Verfasst: 26.09.2010, 23:17
von realpatzer
Hi @ all,

Situation - kein Streitfall:
Mannschaftskampf ohne neutralen Schiedsrichter.
Spieler A hat extreme Zeitnot und schreibt mindesten 15 Züge lang nicht mehr mit. Spieler B schreibt trotzdem er auch in Zeitnot gerät weiter mit. Seitdem beide Spieler Zeitnot haben, schreibt ein Mannschaftskollege von Spieler A mit. Nach dem Blättchenfall von Spieler A, möchte dieser sein Partieformular mithilfe der gegnerischen Mitschrift ergänzen (Es war unstrittig, dass die Zeitkontrolle geschafft wurde). Das erweist sich als unmöglich, da dort ein unmöglicher Zug aufgeschrieben ist. Die Mitschrift des Vereinskameraden setzt erst später ein. Spieler A hält daraufhin die Uhr an, um mit seinem Gegner an einem anderem Brett die Partie zu rekonstruieren. Nachdem der Fehler gefunden ist, setzt er seine Zeit wieder in Gang und schreibt zu ende nach.
Als die Partie bei stehender Uhr rekonstruiert wurde, gab es leichtes Murren von Vereinskollegen des Gegners.

Deshalb meine Frage: War es korrekt die Partie bei stehender Uhr zu rekonstruieren, bis der Fehler gefunden wurde?

Gruß Burkhard

Re: Nachschreiben nach der Zeitkontrolle

Verfasst: 27.09.2010, 15:26
von Eckart
Ich halte das für vollkommen korrekt.

Der hier beschriebene Sachverhalt - einer schreibt nicht mit, der andere schreibt fehlerhaft mit - wird in den Regeln nicht ausdrücklich behandelt.

Meiner Meinung nach ist die nicht unerheblich fehlerhafte Mitschrift einer gänzlich unterbliebenen Mitschrift gleichzustellen, so dass so vorzugehen ist, als ob beide Spieler nicht mitgeschrieben hätten, und das bedeutet Rekonstruktion bei stehender Uhr.

A war mE sogar insofern generös, als er seine eigene Uhr direkt nach Aufspüren des Fehlers in der Mitschrift des Gegners wieder in Gang gesetzt hat. Im Normalfall der beiderseitigen Nichtmitschrift kommt es ja auch nicht darauf an, welcher von beiden Spielern mit dem Nachtragen der Züge zuerst fertig ist.

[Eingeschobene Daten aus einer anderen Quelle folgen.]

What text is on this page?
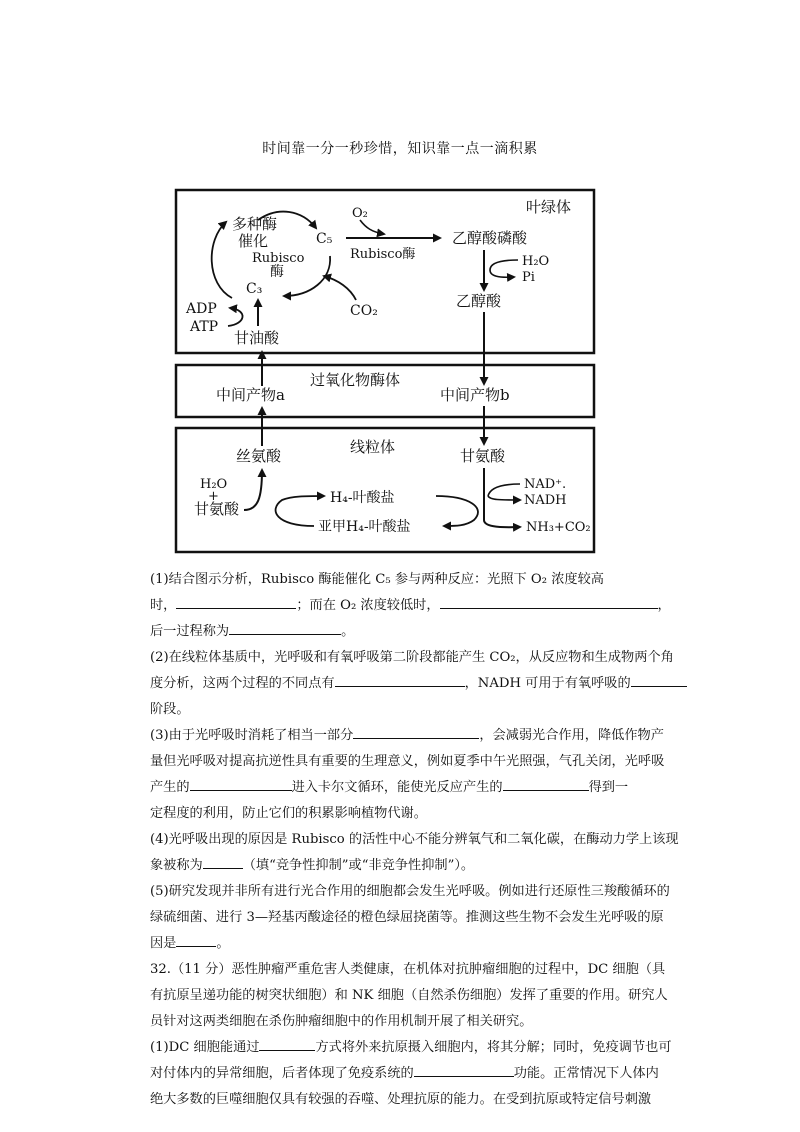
时间靠一分一秒珍惜，知识靠一点一滴积累
叶绿体
过氧化物酶体
线粒体
多种酶
催化	C₅
Rubisco
酶
C₃
CO₂
ADP
ATP
甘油酸
O₂
Rubisco酶
乙醇酸磷酸
H₂O
Pi
乙醇酸
中间产物b
甘氨酸
中间产物a
丝氨酸
H₂O
+
甘氨酸
H₄-叶酸盐
亚甲H₄-叶酸盐
NAD⁺.
NADH
NH₃+CO₂
(1)结合图示分析，Rubisco 酶能催化 C₅ 参与两种反应：光照下 O₂ 浓度较高
时，	；而在 O₂ 浓度较低时，	，
后一过程称为	。
(2)在线粒体基质中，光呼吸和有氧呼吸第二阶段都能产生 CO₂，从反应物和生成物两个角
度分析，这两个过程的不同点有	，NADH 可用于有氧呼吸的
阶段。
(3)由于光呼吸时消耗了相当一部分	，会减弱光合作用，降低作物产
量但光呼吸对提高抗逆性具有重要的生理意义，例如夏季中午光照强，气孔关闭，光呼吸
产生的	进入卡尔文循环，能使光反应产生的	得到一
定程度的利用，防止它们的积累影响植物代谢。
(4)光呼吸出现的原因是 Rubisco 的活性中心不能分辨氧气和二氧化碳，在酶动力学上该现
象被称为	（填“竞争性抑制”或“非竞争性抑制”）。
(5)研究发现并非所有进行光合作用的细胞都会发生光呼吸。例如进行还原性三羧酸循环的
绿硫细菌、进行 3—羟基丙酸途径的橙色绿屈挠菌等。推测这些生物不会发生光呼吸的原
因是	。
32.（11 分）恶性肿瘤严重危害人类健康，在机体对抗肿瘤细胞的过程中，DC 细胞（具
有抗原呈递功能的树突状细胞）和 NK 细胞（自然杀伤细胞）发挥了重要的作用。研究人
员针对这两类细胞在杀伤肿瘤细胞中的作用机制开展了相关研究。
(1)DC 细胞能通过	方式将外来抗原摄入细胞内，将其分解；同时，免疫调节也可
对付体内的异常细胞，后者体现了免疫系统的	功能。正常情况下人体内
绝大多数的巨噬细胞仅具有较强的吞噬、处理抗原的能力。在受到抗原或特定信号刺激
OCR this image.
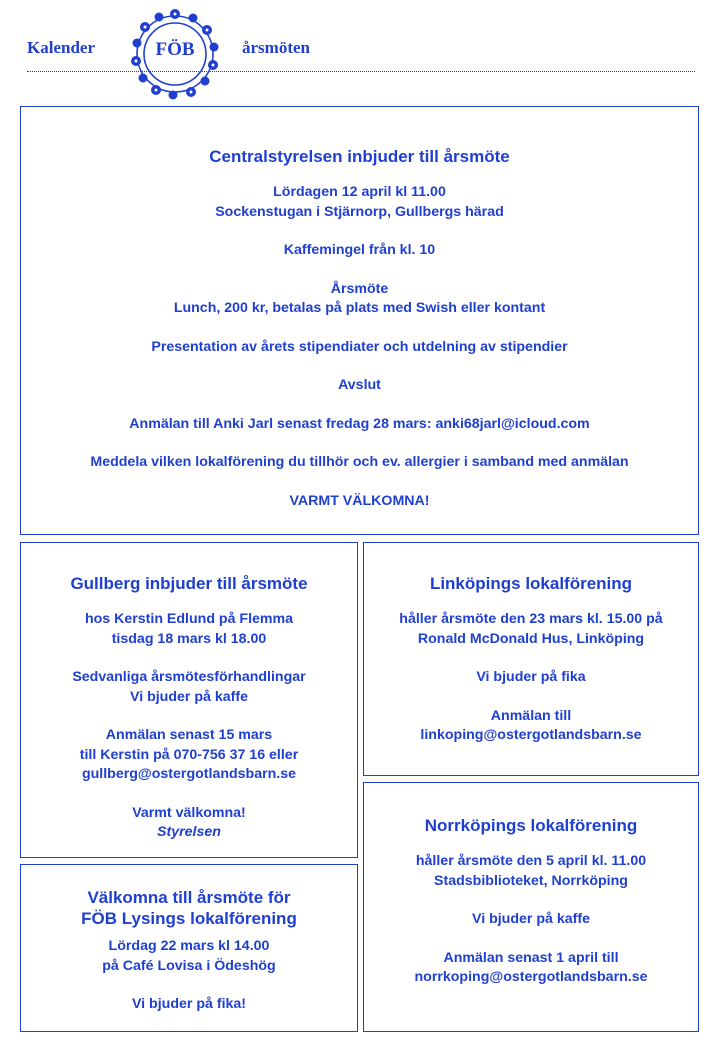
Kalender	FÖB	årsmöten
Centralstyrelsen inbjuder till årsmöte

Lördagen 12 april kl 11.00

Sockenstugan i Stjärnorp, Gullbergs härad

Kaffemingel från kl. 10

Årsmöte

Lunch, 200 kr, betalas på plats med Swish eller kontant

Presentation av årets stipendiater och utdelning av stipendier

Avslut

Anmälan till Anki Jarl senast fredag 28 mars: anki68jarl@icloud.com

Meddela vilken lokalförening du tillhör och ev. allergier i samband med anmälan

VARMT VÄLKOMNA!

Gullberg inbjuder till årsmöte

hos Kerstin Edlund på Flemma

tisdag 18 mars kl 18.00

Sedvanliga årsmötesförhandlingar

Vi bjuder på kaffe

Anmälan senast 15 mars

till Kerstin på 070-756 37 16 eller

gullberg@ostergotlandsbarn.se

Varmt välkomna!

Styrelsen

Linköpings lokalförening

håller årsmöte den 23 mars kl. 15.00 på

Ronald McDonald Hus, Linköping

Vi bjuder på fika

Anmälan till

linkoping@ostergotlandsbarn.se

Välkomna till årsmöte för
FÖB Lysings lokalförening

Lördag 22 mars kl 14.00

på Café Lovisa i Ödeshög

Vi bjuder på fika!

Norrköpings lokalförening

håller årsmöte den 5 april kl. 11.00

Stadsbiblioteket, Norrköping

Vi bjuder på kaffe

Anmälan senast 1 april till

norrkoping@ostergotlandsbarn.se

Das Wiederingangsetzen der Uhren hätte allerdings der laut Reglement mit der Wahrnehmung der Aufgaben des Schiedsrichters betraute Anwesende übernehmen müssen.

Überhaupt:
Was ist ein "Murren bei Vereinskollegen des Gegners"? Diese haben sich gefälligst aus der Partie herauszuhalten, bei vermuteten Regelverstößen dürfen sie sich an den Schiedsrichter wenden, mehr aber auch nicht.

Re: Nachschreiben nach der Zeitkontrolle

Verfasst: 27.09.2010, 18:05
von hoppepit
Wie Eckart schon schrieb, da ist alles mit rechten Dingen zugegangen!

Ich frage mich allerdings, wo der SR bzw. WKL zu der Zeit war, der ist eigentlich in solch einem Fall "zuständig".

Re: Nachschreiben nach der Zeitkontrolle

Verfasst: 27.09.2010, 20:23
von Thomas Rondio
Hier sind wohl alle einer Regelunkenntnis aufgesessen: Nachdem ein Blättchen gefallen war, mussten die Uhren angehalten und die Aufzeichnungen ergänzt werden. Dass Spieler B mitgeschrieben hatte, obwohl er es nicht musste, ist irrelevant (FIDE-Regel 8.5 a).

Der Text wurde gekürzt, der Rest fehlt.